A partir das 11h30, um grupo de pessoas de Veral, no concelho de Boticas, irá fazer a caminhada de 1.600 metros com travessia pela Ponte de Arame até Monteiros, no concelho de Vila Pouca de Aguiar, e outro grupo irá fazer a viagem de autocarro entre as mesmas aldeias numa distância que é de 54 quilómetros.

Recorde-se que a Ponte de Arame Monteiros-Veral, construída pelas próprias populações em tempos já imemoriais, sempre ligou as duas aldeias, permitindo câmbios de culturas e mercadorias, passagem de animais, pessoas, famílias e afetos.

Com a construção da barragem do Alto Tâmega pela Iberdrola, a Ponte de Arame Monteiros-Veral ficará submersa, não havendo até agora garantia da sua recolocação numa cota mais alta, apesar dos rogos das populações e dos muitos emigrantes ligados às aldeias, dos esforços dos “Amigos da Ponte de Arame” e da vontade das autoridades locais.

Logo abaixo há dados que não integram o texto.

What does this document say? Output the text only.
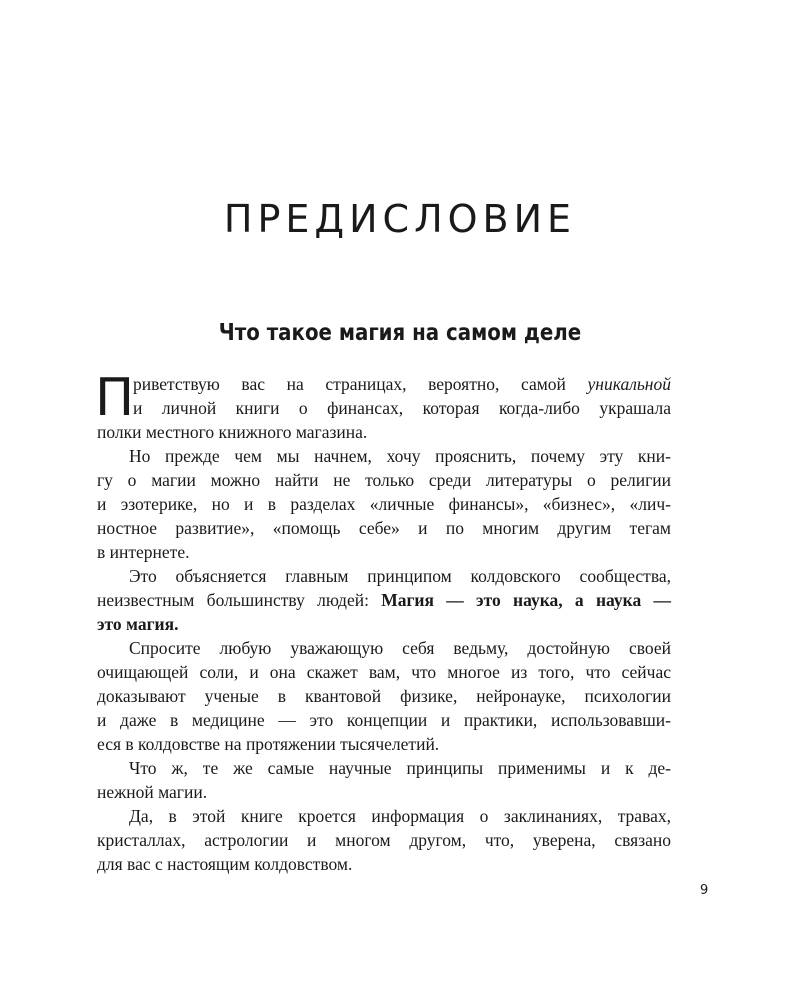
ПРЕДИСЛОВИЕ
Что такое магия на самом деле
П
риветствую вас на страницах, вероятно, самой уникальной
и личной книги о финансах, которая когда-либо украшала
полки местного книжного магазина.
Но прежде чем мы начнем, хочу прояснить, почему эту кни-
гу о магии можно найти не только среди литературы о религии
и эзотерике, но и в разделах «личные финансы», «бизнес», «лич-
ностное развитие», «помощь себе» и по многим другим тегам
в интернете.
Это объясняется главным принципом колдовского сообщества,
неизвестным большинству людей: Магия — это наука, а наука —
это магия.
Спросите любую уважающую себя ведьму, достойную своей
очищающей соли, и она скажет вам, что многое из того, что сейчас
доказывают ученые в квантовой физике, нейронауке, психологии
и даже в медицине — это концепции и практики, использовавши-
еся в колдовстве на протяжении тысячелетий.
Что ж, те же самые научные принципы применимы и к де-
нежной магии.
Да, в этой книге кроется информация о заклинаниях, травах,
кристаллах, астрологии и многом другом, что, уверена, связано
для вас с настоящим колдовством.
9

Assim, no domingo, haverá novidades a anunciar, nomeadamente apoios financeiros das duas Câmaras Municipais envolvidas (Vila Pouca de Aguiar e Boticas) para recolocação da Ponte de Arame, num local que permita a comunicação entre as margens, e uma manifestação de vontade popular genuína em prol do futuro das duas aldeias.

Com a Ponte (construída, recorde-se, pelo povo), Monteiro e Veral terão futuro – nomeadamente turístico, resultante do seu tipicismo da albufeira que a subida das águas formará – e sem a Ponte as duas aldeias morrerão.